# Apartment Price Prediction Case Study

You are a data scientist at Willoz, a real-estate online marketplace based in Albuquerque, NM. 

Your team has been contracted by a property aggregator to improve user engagement by offering a personalized recommendation widget. This feature will allow users to enter their apartment preferences (size, pet-policy) and receive a prediction of a typical apartment price. You've been provided with a historical dataset of 10,000 rental listings scraped from various sources containing predictors such as bedrooms, price, location, and descriptions.

We will demo

Your task is to:
* Explore and clean the dataset,
* Engineer new features using the insights you've discovered from your EDA,
* Deploy it locally using a light-weight streamlit app that takes in apartment features and returns a price.

Let's use the patterns we've learned about in class to complete this case study together.

## EDA

Let's get started with exploratory data analysis. 

* Load the dataset and identify the structure and content of each column. 
* Identify analytical & predictive questions to determine valuable analyses. 
* Generate summary statistics and visualizations on features such as price, bedrooms, bathrooms, square_feet, and cityname.  
* Investigate missing or inconsistent values and decide how to address them.  
* Identify correlations or relationships that might impact housing price or desirability.  

In [None]:
import pandas as pd
import numpy as np

import seaborn as sns
import matplotlib.pyplot as plt

### Identifying the Structure of the Dataset

In [None]:
rentals = pd.read_csv("apartments_for_rent.csv")

In [None]:
# identify the shape
...

In [None]:
# identify the columns
...

In [None]:
# take a look at the first few rows
...

## Forming Good Exploratory Questions

Let's consider good exploratory questions given the structure of our dataset and the types of variables our dataset contains. Consider these questions and how we can apply them to our dataset to ask specific questions about our columns.

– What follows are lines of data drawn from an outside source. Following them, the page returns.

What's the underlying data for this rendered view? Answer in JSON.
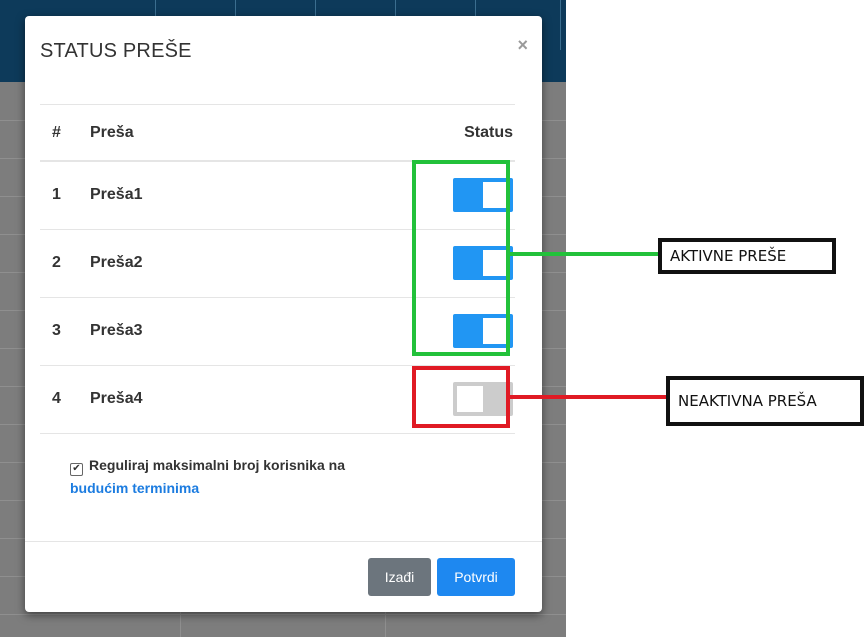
{
  "modal": {
    "title": "STATUS PREŠE",
    "close_glyph": "×",
    "columns": {
      "num": "#",
      "name": "Preša",
      "status": "Status"
    },
    "rows": [
      {
        "num": "1",
        "name": "Preša1",
        "active": true
      },
      {
        "num": "2",
        "name": "Preša2",
        "active": true
      },
      {
        "num": "3",
        "name": "Preša3",
        "active": true
      },
      {
        "num": "4",
        "name": "Preša4",
        "active": false
      }
    ],
    "checkbox": {
      "checked": true,
      "label_part1": "Reguliraj maksimalni broj korisnika na",
      "label_part2": "budućim terminima"
    },
    "buttons": {
      "exit": "Izađi",
      "confirm": "Potvrdi"
    }
  },
  "annotations": {
    "active_label": "AKTIVNE PREŠE",
    "inactive_label": "NEAKTIVNA PREŠA"
  },
  "colors": {
    "toggle_on": "#2196f3",
    "toggle_off": "#cccccc",
    "annotation_active": "#22c13a",
    "annotation_inactive": "#e01a24",
    "confirm_button": "#1e88f0",
    "exit_button": "#6c757d"
  }
}
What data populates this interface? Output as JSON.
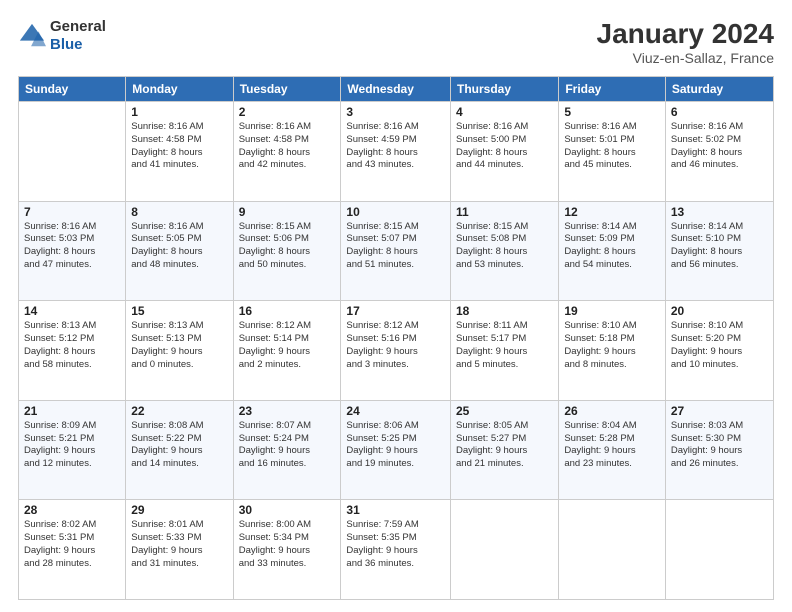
{
  "header": {
    "logo": {
      "general": "General",
      "blue": "Blue"
    },
    "title": "January 2024",
    "location": "Viuz-en-Sallaz, France"
  },
  "weekdays": [
    "Sunday",
    "Monday",
    "Tuesday",
    "Wednesday",
    "Thursday",
    "Friday",
    "Saturday"
  ],
  "weeks": [
    [
      {
        "day": "",
        "info": ""
      },
      {
        "day": "1",
        "info": "Sunrise: 8:16 AM\nSunset: 4:58 PM\nDaylight: 8 hours\nand 41 minutes."
      },
      {
        "day": "2",
        "info": "Sunrise: 8:16 AM\nSunset: 4:58 PM\nDaylight: 8 hours\nand 42 minutes."
      },
      {
        "day": "3",
        "info": "Sunrise: 8:16 AM\nSunset: 4:59 PM\nDaylight: 8 hours\nand 43 minutes."
      },
      {
        "day": "4",
        "info": "Sunrise: 8:16 AM\nSunset: 5:00 PM\nDaylight: 8 hours\nand 44 minutes."
      },
      {
        "day": "5",
        "info": "Sunrise: 8:16 AM\nSunset: 5:01 PM\nDaylight: 8 hours\nand 45 minutes."
      },
      {
        "day": "6",
        "info": "Sunrise: 8:16 AM\nSunset: 5:02 PM\nDaylight: 8 hours\nand 46 minutes."
      }
    ],
    [
      {
        "day": "7",
        "info": "Sunrise: 8:16 AM\nSunset: 5:03 PM\nDaylight: 8 hours\nand 47 minutes."
      },
      {
        "day": "8",
        "info": "Sunrise: 8:16 AM\nSunset: 5:05 PM\nDaylight: 8 hours\nand 48 minutes."
      },
      {
        "day": "9",
        "info": "Sunrise: 8:15 AM\nSunset: 5:06 PM\nDaylight: 8 hours\nand 50 minutes."
      },
      {
        "day": "10",
        "info": "Sunrise: 8:15 AM\nSunset: 5:07 PM\nDaylight: 8 hours\nand 51 minutes."
      },
      {
        "day": "11",
        "info": "Sunrise: 8:15 AM\nSunset: 5:08 PM\nDaylight: 8 hours\nand 53 minutes."
      },
      {
        "day": "12",
        "info": "Sunrise: 8:14 AM\nSunset: 5:09 PM\nDaylight: 8 hours\nand 54 minutes."
      },
      {
        "day": "13",
        "info": "Sunrise: 8:14 AM\nSunset: 5:10 PM\nDaylight: 8 hours\nand 56 minutes."
      }
    ],
    [
      {
        "day": "14",
        "info": "Sunrise: 8:13 AM\nSunset: 5:12 PM\nDaylight: 8 hours\nand 58 minutes."
      },
      {
        "day": "15",
        "info": "Sunrise: 8:13 AM\nSunset: 5:13 PM\nDaylight: 9 hours\nand 0 minutes."
      },
      {
        "day": "16",
        "info": "Sunrise: 8:12 AM\nSunset: 5:14 PM\nDaylight: 9 hours\nand 2 minutes."
      },
      {
        "day": "17",
        "info": "Sunrise: 8:12 AM\nSunset: 5:16 PM\nDaylight: 9 hours\nand 3 minutes."
      },
      {
        "day": "18",
        "info": "Sunrise: 8:11 AM\nSunset: 5:17 PM\nDaylight: 9 hours\nand 5 minutes."
      },
      {
        "day": "19",
        "info": "Sunrise: 8:10 AM\nSunset: 5:18 PM\nDaylight: 9 hours\nand 8 minutes."
      },
      {
        "day": "20",
        "info": "Sunrise: 8:10 AM\nSunset: 5:20 PM\nDaylight: 9 hours\nand 10 minutes."
      }
    ],
    [
      {
        "day": "21",
        "info": "Sunrise: 8:09 AM\nSunset: 5:21 PM\nDaylight: 9 hours\nand 12 minutes."
      },
      {
        "day": "22",
        "info": "Sunrise: 8:08 AM\nSunset: 5:22 PM\nDaylight: 9 hours\nand 14 minutes."
      },
      {
        "day": "23",
        "info": "Sunrise: 8:07 AM\nSunset: 5:24 PM\nDaylight: 9 hours\nand 16 minutes."
      },
      {
        "day": "24",
        "info": "Sunrise: 8:06 AM\nSunset: 5:25 PM\nDaylight: 9 hours\nand 19 minutes."
      },
      {
        "day": "25",
        "info": "Sunrise: 8:05 AM\nSunset: 5:27 PM\nDaylight: 9 hours\nand 21 minutes."
      },
      {
        "day": "26",
        "info": "Sunrise: 8:04 AM\nSunset: 5:28 PM\nDaylight: 9 hours\nand 23 minutes."
      },
      {
        "day": "27",
        "info": "Sunrise: 8:03 AM\nSunset: 5:30 PM\nDaylight: 9 hours\nand 26 minutes."
      }
    ],
    [
      {
        "day": "28",
        "info": "Sunrise: 8:02 AM\nSunset: 5:31 PM\nDaylight: 9 hours\nand 28 minutes."
      },
      {
        "day": "29",
        "info": "Sunrise: 8:01 AM\nSunset: 5:33 PM\nDaylight: 9 hours\nand 31 minutes."
      },
      {
        "day": "30",
        "info": "Sunrise: 8:00 AM\nSunset: 5:34 PM\nDaylight: 9 hours\nand 33 minutes."
      },
      {
        "day": "31",
        "info": "Sunrise: 7:59 AM\nSunset: 5:35 PM\nDaylight: 9 hours\nand 36 minutes."
      },
      {
        "day": "",
        "info": ""
      },
      {
        "day": "",
        "info": ""
      },
      {
        "day": "",
        "info": ""
      }
    ]
  ]
}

* Which column are we attempting to predict?
* What numerical variables do we have? Which visualization techniques can we apply to these variables?
* What categorical variables do we have? Which visualization techniques can we apply to these variables?
* How can we explore the relationships between numeric vs numeric? What about categorical vs numeric? 

### Generate Visualizations

Let's perform both univariate and bivariate analysis.

### Investigate Missing, Incosistent, or Outlier Values. Identify the "Shape" of your Data (Univariate Analysis)

Let's identify the distributions of our numeric columns, as well as our categorical columns. Additionally, let's observe if we have any null values.

In [None]:
...

### Identify correlations or relationships (Bivariate Analysis)

Now, let's observe if we have any clear relationships between our predictors & our target (price). Remember, our predictors could be categorical as well! Furthermore, even if our predictors are expressed as numerical, they can still *manifest* themselves as discrete if we don't expect decimal values, and we are limited to a range of numeric values.

In [None]:
...

### Observations

Looking at our distributions and null values, it appears that we do have outlier values as well as missing data. Furthermore, it appears that there are specific columns which **should not** be included in our prediction step as it could potentially bias our data to specific samples. This includes columns like `id`, `category`, `title`, `body`, `address`, `latitude`, `longitude`, `source`, `time`, and others.

Remember, we want to be able to predict the price of a rental property given the independent features of an apartment that we have at the ready. Features such as `id`, `title` and `body` are already expressed in our sample through other columns such as `bathrooms` and `bedrooms`. 

For our predictive columns, must make an executive decision as to what we want to do with missing values. We could either:
* Drop columns with missing values,
* Drop rows with missing values (and remove roughly half of our dataset),
* Impute missing values,
* Or perform all 3 steps in some specific order. The order in which you apply these steps result in different datasets!

Take a close look at your dataset however! A "None" might not always mean `NA` in this dataset. For example, what might "None" mean in the context of the `pets_allowed` or `amenities` columns?

We should also decide what to do with outlier values. We could either:
* Transform columns to fit a normal distribution
* Filter your dataset to not include atypical values in your analysis.

More information on possible data transformations are listed here: https://developers.google.com/machine-learning/crash-course/numerical-data/normalization.

Furthermore it looks like we have data that could be transformed to ensure we have as much as data as available for greater predictive capabilities. This includes:
* Encoding specific categorical predictors in our analysis,
* Converting values with alternative units of measurement into 1 standard

Which data transformation technique have we learned about before which can assist us in this?

Remember, there is no one concrete methodology. You must be able to choose transformation techiques and justify them!